Co wpływa na różnice w wynikach sondaży?

Przed każdymi wyborami gazety, stacje telewizyjne i portale internetowe prześcigają się w publikowaniu sondaży, które pozwalają oszacować, kto ma największe szanse na zwycięstwo. Warto pamiętać o tym, aby dane takie czytać ze zrozumieniem, mając na względzie także zasady prostej matematyki. Dzięki temu spojrzymy na zgromadzone dane całkiem inaczej i wyciągniemy odpowiednie wnioski. Pod uwagę wziąć należy pełny obraz przeprowadzonego sondażu, a nie tylko przedstawione liczby.
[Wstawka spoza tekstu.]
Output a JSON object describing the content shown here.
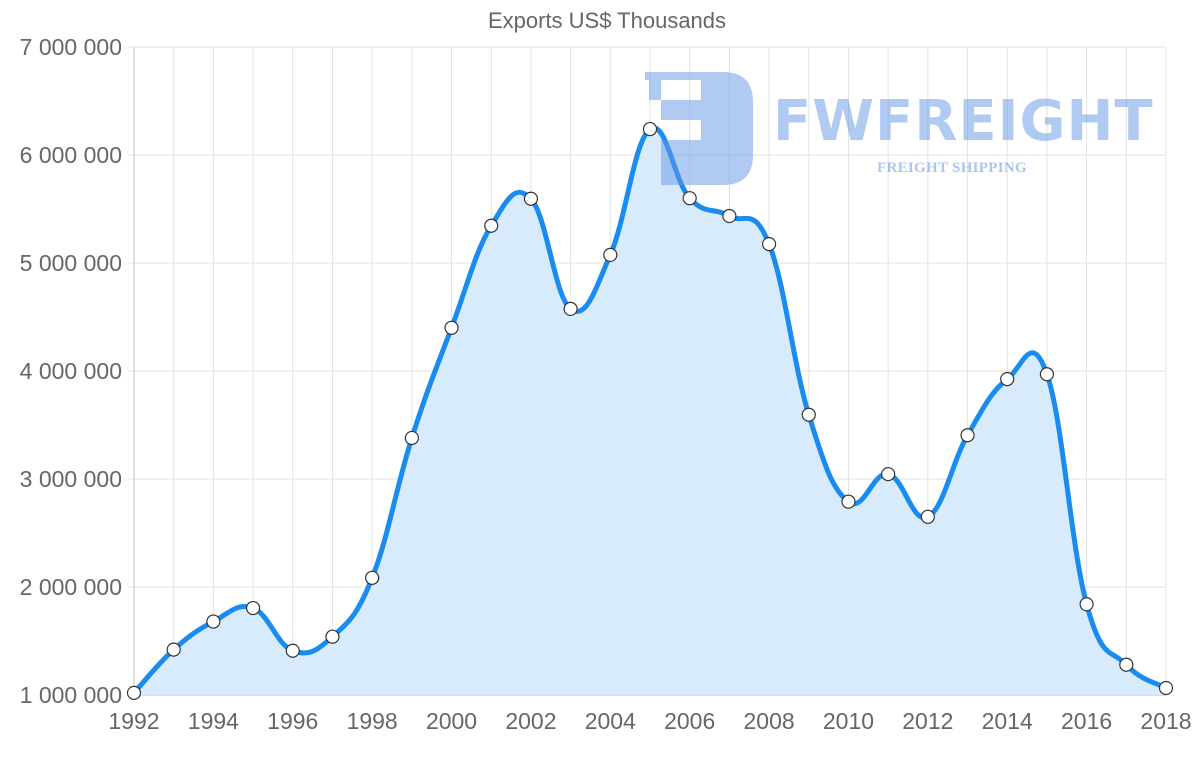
{
  "chart_data": {
    "type": "line",
    "title": "Exports US$ Thousands",
    "xlabel": "",
    "ylabel": "",
    "x": [
      1992,
      1993,
      1994,
      1995,
      1996,
      1997,
      1998,
      1999,
      2000,
      2001,
      2002,
      2003,
      2004,
      2005,
      2006,
      2007,
      2008,
      2009,
      2010,
      2011,
      2012,
      2013,
      2014,
      2015,
      2016,
      2017,
      2018
    ],
    "series": [
      {
        "name": "Exports US$ Thousands",
        "values": [
          1020000,
          1420000,
          1680000,
          1805000,
          1410000,
          1540000,
          2085000,
          3380000,
          4400000,
          5345000,
          5595000,
          4575000,
          5075000,
          6240000,
          5600000,
          5435000,
          5175000,
          3595000,
          2790000,
          3045000,
          2650000,
          3405000,
          3925000,
          3970000,
          1840000,
          1280000,
          1065000
        ],
        "color": "#1a8cf0",
        "fill": "#d8ebfc",
        "point_fill": "#ffffff",
        "point_stroke": "#333333"
      }
    ],
    "ylim": [
      1000000,
      7000000
    ],
    "xlim": [
      1992,
      2018
    ],
    "y_ticks": [
      {
        "value": 7000000,
        "label": "7 000 000"
      },
      {
        "value": 6000000,
        "label": "6 000 000"
      },
      {
        "value": 5000000,
        "label": "5 000 000"
      },
      {
        "value": 4000000,
        "label": "4 000 000"
      },
      {
        "value": 3000000,
        "label": "3 000 000"
      },
      {
        "value": 2000000,
        "label": "2 000 000"
      },
      {
        "value": 1000000,
        "label": "1 000 000"
      }
    ],
    "x_ticks": [
      {
        "value": 1992,
        "label": "1992"
      },
      {
        "value": 1994,
        "label": "1994"
      },
      {
        "value": 1996,
        "label": "1996"
      },
      {
        "value": 1998,
        "label": "1998"
      },
      {
        "value": 2000,
        "label": "2000"
      },
      {
        "value": 2002,
        "label": "2002"
      },
      {
        "value": 2004,
        "label": "2004"
      },
      {
        "value": 2006,
        "label": "2006"
      },
      {
        "value": 2008,
        "label": "2008"
      },
      {
        "value": 2010,
        "label": "2010"
      },
      {
        "value": 2012,
        "label": "2012"
      },
      {
        "value": 2014,
        "label": "2014"
      },
      {
        "value": 2016,
        "label": "2016"
      },
      {
        "value": 2018,
        "label": "2018"
      }
    ],
    "grid": true,
    "legend": "none",
    "colors": {
      "grid": "#e3e3e3",
      "axis": "#cccccc",
      "tick_text": "#666666"
    }
  },
  "watermark": {
    "brand": "FWFREIGHT",
    "tagline": "FREIGHT SHIPPING",
    "color": "#6496e6"
  }
}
Wielu z nas z pewnością zadaje sobie pytanie, jak czytać sondaże i dlaczego większość z nich różni się znacząco między sobą. Otóż na taki stan rzeczy wpływ ma kilka aspektów:

- frekwencja;

- dobrana metoda badawcza;

- forma pytań.

Jeśli chodzi o oszacowanie prawidłowej frekwencji - to trzeba zrobić rozróżnienie pomiędzy frekwencją w wyborach samorządowych, a np. wyborach parlamentarnych. W tych pierwszych zazwyczaj do urn wybiera się mniej głosujących niż do tych drugich. Przykładem takiej wpadki sondażowej było oszacowanie frekwencji w wyborach na prezydenta Radomia w 2014. Oddział TNS w Radomiu, błędnie skonstruował badanie i przewidywana frekwencja, na 6 dni przed wyborami, została ustalona na poziomie 79,6%. Natomiast w wyborach uczestniczyło...41,83% osób. Dlatego kluczowe jest czuwanie nad takimi przypadkami, gdzie dane są istotnie różne od tych “zwyczajowych”.
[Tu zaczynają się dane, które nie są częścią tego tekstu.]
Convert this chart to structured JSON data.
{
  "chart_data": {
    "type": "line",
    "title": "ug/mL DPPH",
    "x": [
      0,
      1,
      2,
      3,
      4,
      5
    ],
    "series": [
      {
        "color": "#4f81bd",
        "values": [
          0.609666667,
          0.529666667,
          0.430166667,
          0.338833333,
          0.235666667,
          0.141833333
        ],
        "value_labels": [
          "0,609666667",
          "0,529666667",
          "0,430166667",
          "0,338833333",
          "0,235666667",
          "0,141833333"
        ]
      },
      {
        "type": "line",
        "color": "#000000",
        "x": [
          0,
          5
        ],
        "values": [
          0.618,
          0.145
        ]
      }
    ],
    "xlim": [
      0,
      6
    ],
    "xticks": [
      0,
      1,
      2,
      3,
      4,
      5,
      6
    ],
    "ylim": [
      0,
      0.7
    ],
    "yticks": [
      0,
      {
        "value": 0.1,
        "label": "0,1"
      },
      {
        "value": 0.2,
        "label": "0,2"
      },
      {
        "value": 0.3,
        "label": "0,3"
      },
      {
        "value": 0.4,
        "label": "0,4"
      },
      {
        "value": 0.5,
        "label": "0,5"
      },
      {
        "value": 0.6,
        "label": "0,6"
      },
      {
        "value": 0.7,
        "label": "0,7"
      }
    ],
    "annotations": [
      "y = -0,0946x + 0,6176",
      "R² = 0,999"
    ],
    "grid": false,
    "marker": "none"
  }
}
Kolejną ważną kwestią jest metoda badawcza, która może bazować na:

- sondażach telefonicznych (CATI);

- badaniach internetowych (CAWI);

- wywiadach bezpośrednich (F2F).

Okazuje się, że metoda CATI (sondaż telefoniczny) jest jedną z najbardziej miarodajnych metod badań politycznych w naszym kraju.
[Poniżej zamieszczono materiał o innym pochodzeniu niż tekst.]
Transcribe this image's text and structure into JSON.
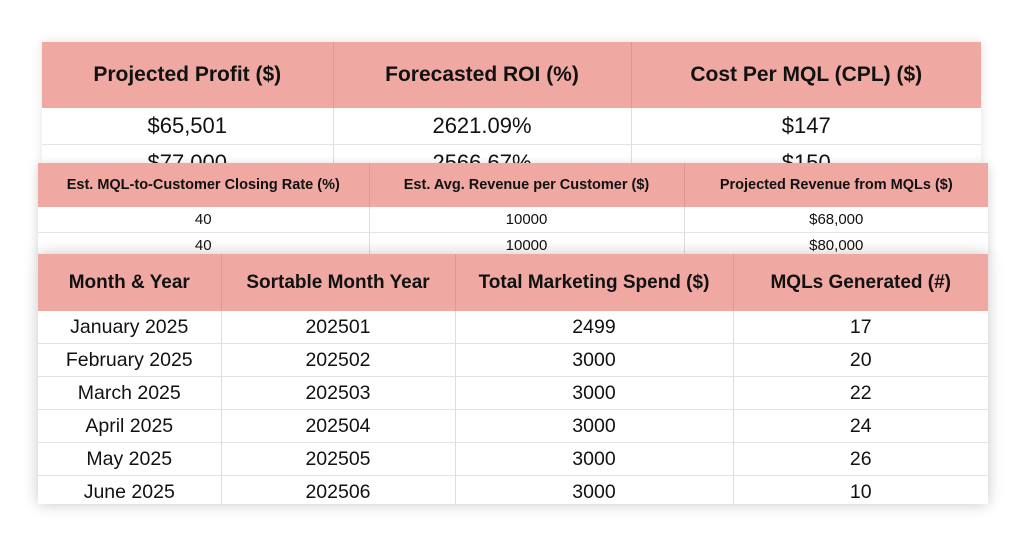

Bezpośredni wywiad może wiązać się z tym, że respondenci odpowiadają tak, jak oczekuje od nich ankieter.

Ponadto trzeba mieć na względzie trudne kontrolowanie jakości pracy ankieterów, z czym nie mamy do czynienia w trakcie rejestrowania ankiet telefonicznych.

Nie bez znaczenia jest także fakt, w jakiej formie zadawane są pytania. Powinny one zostać ułożone tak, aby pytany zyskał informacje o kandydatach, którzy ubiegają się o prezydenturę. Niekiedy firmy badawcze korzystają z podawania dodatkowych danych, np. odnośnie tego, kto popiera danego kandydata, co nie jest dobrym rozwiązaniem.


 

Który sondaż był najbliżej wyniku końcowego w 2019?

Wybory parlamentarne w 2019 roku także wiązały się z szeregiem sondaży, które wypływały przed oddaniem głosów. W tym przypadku dobry wynik uzyskała pracownia Ipsos, której sondaże odbiegały od rzeczywistości jedynie o 1,97 pkt proc.

Przed ciszą wyborczą sondaż Kantar także uzyskał miarodajne dane, myląc się tylko o 3,19 pkt proc.

Innym badaniem, które było bliskie wyborczemu wynikowi, jest Pollster, który pomylił się o 7,46 pkt proc.


 

Wybory prezydenckie 2015 - który panel badawczy był najlepszy?

Agencja badawcza TNS Polska (teraz Kantar TNS) także mógł poszczycić się stworzeniem badania w 2015 roku dotyczącego poparcia dla partii, które startowały w wyborach parlamentarnych. Wybory w tamtym okresie odbyły się 25 października, przy czym TNS Polska pomyliła się jedynie o 3,43 pkt proc. Wskazać warto, że badanie wykonano na próbie 1002 osób.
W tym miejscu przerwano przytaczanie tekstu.